Ele pediu um taxi e a fez questão de ir com ela até seu apartamento antes de seguir para sua própria casa. Nina entrou flutuando em seu apartamento, sem acreditar na noite maravilhosa que acabar de ter. Já fazia planos de engatar em um relacionamento mais sério com Pedro, pois eles haviam tido uma noite perfeita, ele havia se demonstrado super encantado por ela, e parecia mais que apaixonado, parecia fissurado, demonstrou isso de diversas formas, portanto para ela quase certeza.
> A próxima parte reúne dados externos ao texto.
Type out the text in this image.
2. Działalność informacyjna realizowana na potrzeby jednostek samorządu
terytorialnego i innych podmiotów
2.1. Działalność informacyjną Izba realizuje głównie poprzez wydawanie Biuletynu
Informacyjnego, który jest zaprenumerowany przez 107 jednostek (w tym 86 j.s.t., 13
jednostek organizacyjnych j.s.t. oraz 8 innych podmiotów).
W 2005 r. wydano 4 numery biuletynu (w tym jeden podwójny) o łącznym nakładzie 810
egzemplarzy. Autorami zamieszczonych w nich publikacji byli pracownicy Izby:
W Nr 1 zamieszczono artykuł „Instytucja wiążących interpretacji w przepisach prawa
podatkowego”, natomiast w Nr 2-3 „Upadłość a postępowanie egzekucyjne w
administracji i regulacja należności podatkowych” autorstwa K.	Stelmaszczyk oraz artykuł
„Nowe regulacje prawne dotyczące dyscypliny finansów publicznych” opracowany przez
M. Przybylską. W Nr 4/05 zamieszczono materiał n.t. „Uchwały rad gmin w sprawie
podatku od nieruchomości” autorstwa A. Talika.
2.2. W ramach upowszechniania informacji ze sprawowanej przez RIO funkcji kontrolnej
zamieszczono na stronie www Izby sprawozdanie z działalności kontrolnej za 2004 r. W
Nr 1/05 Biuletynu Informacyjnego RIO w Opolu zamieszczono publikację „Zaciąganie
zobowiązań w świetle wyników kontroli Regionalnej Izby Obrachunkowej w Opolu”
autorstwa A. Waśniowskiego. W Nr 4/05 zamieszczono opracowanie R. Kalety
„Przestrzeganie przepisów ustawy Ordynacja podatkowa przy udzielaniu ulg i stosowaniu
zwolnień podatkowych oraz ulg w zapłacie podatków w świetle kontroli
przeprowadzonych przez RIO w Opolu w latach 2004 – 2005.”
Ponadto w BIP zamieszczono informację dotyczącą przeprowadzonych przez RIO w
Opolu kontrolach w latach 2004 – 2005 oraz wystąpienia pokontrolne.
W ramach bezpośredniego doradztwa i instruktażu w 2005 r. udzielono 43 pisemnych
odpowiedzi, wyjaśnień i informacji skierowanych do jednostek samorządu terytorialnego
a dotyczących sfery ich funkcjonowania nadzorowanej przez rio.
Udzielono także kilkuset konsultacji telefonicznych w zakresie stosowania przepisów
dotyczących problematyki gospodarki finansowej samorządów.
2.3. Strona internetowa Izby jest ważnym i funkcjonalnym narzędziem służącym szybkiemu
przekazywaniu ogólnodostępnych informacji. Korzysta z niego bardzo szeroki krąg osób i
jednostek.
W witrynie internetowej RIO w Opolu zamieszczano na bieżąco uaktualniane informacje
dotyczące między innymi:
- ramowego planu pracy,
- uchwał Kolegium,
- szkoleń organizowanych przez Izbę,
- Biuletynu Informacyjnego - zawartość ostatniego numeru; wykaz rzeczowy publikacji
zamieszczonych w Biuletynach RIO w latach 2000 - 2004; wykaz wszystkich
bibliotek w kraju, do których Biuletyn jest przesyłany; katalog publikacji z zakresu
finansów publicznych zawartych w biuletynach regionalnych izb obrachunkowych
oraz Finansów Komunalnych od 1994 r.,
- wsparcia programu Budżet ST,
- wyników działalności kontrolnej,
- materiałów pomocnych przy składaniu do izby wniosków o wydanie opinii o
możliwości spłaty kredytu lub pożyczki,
Quando, trinta minutos depois de haver chegado em casa, ele ligou para avisar que havia chegado em sua casa também, que tinha adorado a noite e tê-la conhecido, Nina teve a certeza. Já imaginava agora até casamento e filhos. Foi dormir e acordou sonhando. Pensou várias vezes em ligar, mas não queria ser a primeira. O domingo acabou, a segunda chegou e até quarta-feira Nina agüentou resoluta que Pedro ligasse. A sexta chegou e Nina se recusou a ligar no fim de semana. Somente na quarta da semana seguinte, após várias amigas implorarem para ela ligar, ela tomou coragem e ligou para o celular dele. Caixa postal. Nos dias seguintes, caixa postal novamente. Pediu que uma amiga ligasse, mas o resultado foi o mesmo, caixa postal. Já histérica, Nina começou a deixar mensagens, começou suavemente, perguntando se ele estava bem, até que na décima já estava amaldiçoando a quinta geração da família de Pedro. No fim, desesperada de ódio, desabafou tudo o que precisava na caixa postal que ela já nem tinha mais certeza que era dele e ligou para o ex-rolo para curar o ego.
Tudo porque Nina teve uma noite perfeita e já havia mentalmente planejado todo um relacionamento com um completo estranho. Pedro, por sua vez, apenas queria uma noite, perfeita ou não, porque no dia seguinte tinha que voltar para sua cidade e sua rotina. Meninas, aprendam, a culpa é toda das brincadeiras de criança, que ensinam erroneamente às meninas que elas são princesas, que precisam de príncipes e que depois de encontrarem o tal do príncipe serão felizes para sempre, enquanto os meninos aprendem a ser super-heróis que pegam bandidos, são auto-suficientes e não ligam muito para essa história de felizes para sempre, pois preferem continuar brincando.